The U.S. Has Been Torturing. Case Closed -- Literally

Defenders of "enhanced interrogation techniques" -- they're just techniques, after all -- have continually insisted that the treatment does not cross the line into the forbidden land of torture. Critics have relied on history -- the US used to prosecute people for waterboarding. Now we have some hard evidence, in the form of rulings by US federal judges.

Thanks to the Supreme Court's habeas corpus ruling on Gitmo inmates, detainees have been getting federal court hearings on the reasonableness of their detentions.

And buried way down in the body of Saturday's Washington Post report on the hearings comes this bombshell:

The government also relied on Hatim's interrogations and his testimony at military hearings, during which he is said to have admitted to training at an al-Qaeda military camp. Judges have been skeptical of such statements unless the government provides evidence that the men were not seriously mistreated. In Hatim's case, the Justice Department did not dispute his contention that he was tortured in U.S. custody and that he made those admissions to avoid further mistreatment.

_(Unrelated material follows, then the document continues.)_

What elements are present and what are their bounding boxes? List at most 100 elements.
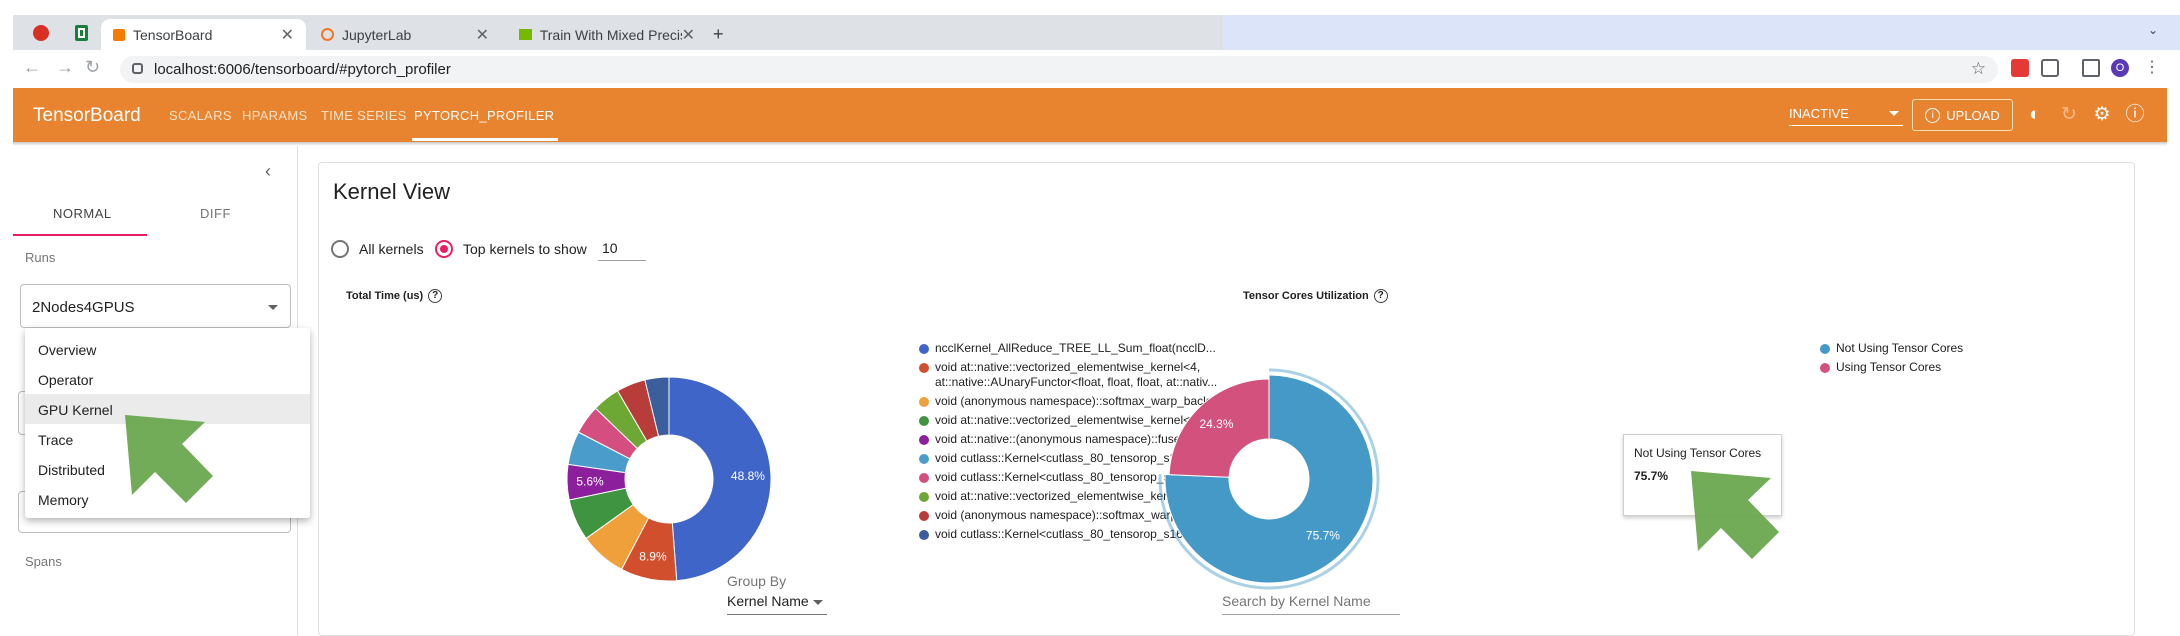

That's the US Justice Department, not disputing a detainee's contention that he was tortured in US custody; not insisting that he was subjected merely to enhanced techniques or any other tortured euphemism. In case you think that's an exceptional case, here's more:

Musa'ab al-Madhwani had admitted to interrogators and testified before military hearings that he had trained at an al-Qaeda camp and traveled with its members in Afghanistan and Pakistan, records show.

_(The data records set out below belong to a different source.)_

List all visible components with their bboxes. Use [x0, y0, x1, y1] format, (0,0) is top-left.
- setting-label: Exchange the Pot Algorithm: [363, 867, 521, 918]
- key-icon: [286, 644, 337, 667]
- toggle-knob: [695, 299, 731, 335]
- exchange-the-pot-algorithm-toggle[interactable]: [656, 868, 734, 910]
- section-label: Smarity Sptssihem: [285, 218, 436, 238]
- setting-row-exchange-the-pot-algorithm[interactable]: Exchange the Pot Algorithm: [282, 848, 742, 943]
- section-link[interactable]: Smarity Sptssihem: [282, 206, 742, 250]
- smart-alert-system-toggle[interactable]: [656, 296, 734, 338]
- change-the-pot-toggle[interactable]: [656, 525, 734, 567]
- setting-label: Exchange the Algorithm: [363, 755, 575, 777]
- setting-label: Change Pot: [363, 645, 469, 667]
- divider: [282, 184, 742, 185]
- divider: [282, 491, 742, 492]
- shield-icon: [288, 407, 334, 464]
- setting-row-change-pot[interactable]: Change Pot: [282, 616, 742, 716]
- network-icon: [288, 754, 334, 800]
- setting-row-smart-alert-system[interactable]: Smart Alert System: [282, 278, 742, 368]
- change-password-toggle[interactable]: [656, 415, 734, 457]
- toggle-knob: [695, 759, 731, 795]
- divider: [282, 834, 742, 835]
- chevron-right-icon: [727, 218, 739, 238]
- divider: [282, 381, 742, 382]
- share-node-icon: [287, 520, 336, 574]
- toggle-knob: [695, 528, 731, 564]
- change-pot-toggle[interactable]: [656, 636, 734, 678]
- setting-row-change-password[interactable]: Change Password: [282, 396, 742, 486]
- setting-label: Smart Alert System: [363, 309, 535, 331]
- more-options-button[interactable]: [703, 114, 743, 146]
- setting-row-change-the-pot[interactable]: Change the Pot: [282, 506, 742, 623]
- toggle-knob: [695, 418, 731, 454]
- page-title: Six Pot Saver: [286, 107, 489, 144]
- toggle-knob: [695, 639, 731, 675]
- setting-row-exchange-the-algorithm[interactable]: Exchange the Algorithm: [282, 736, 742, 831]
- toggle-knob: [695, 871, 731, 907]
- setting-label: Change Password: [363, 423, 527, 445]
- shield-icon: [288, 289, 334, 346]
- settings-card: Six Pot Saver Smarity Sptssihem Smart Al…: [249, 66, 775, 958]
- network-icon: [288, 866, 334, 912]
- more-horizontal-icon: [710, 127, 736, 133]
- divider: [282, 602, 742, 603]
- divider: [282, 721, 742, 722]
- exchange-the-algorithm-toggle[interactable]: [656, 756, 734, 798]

But the detainees' attorneys argued that the statements were tainted because their client was brutally tortured while in U.S. custody before his arrival in Cuba. He confessed only to prevent further mistreatment, they argued. The government did not contest Madhwani's claims.


Binyam Mohamed...provided the government its most sensational allegation: He told interrogators that the Algerian trained at an al-Qaeda camp in Afghanistan. Kessler wrote that she could not credit Mohamed's allegations because he had been mistreated in foreign and U.S. custody. The government did not dispute his well-publicized accounts of torture.

So far the ratio of detentions upheld to those rejected is 9 to 32. This in a federal court where the rules, according to the Post, have been set to favor the government.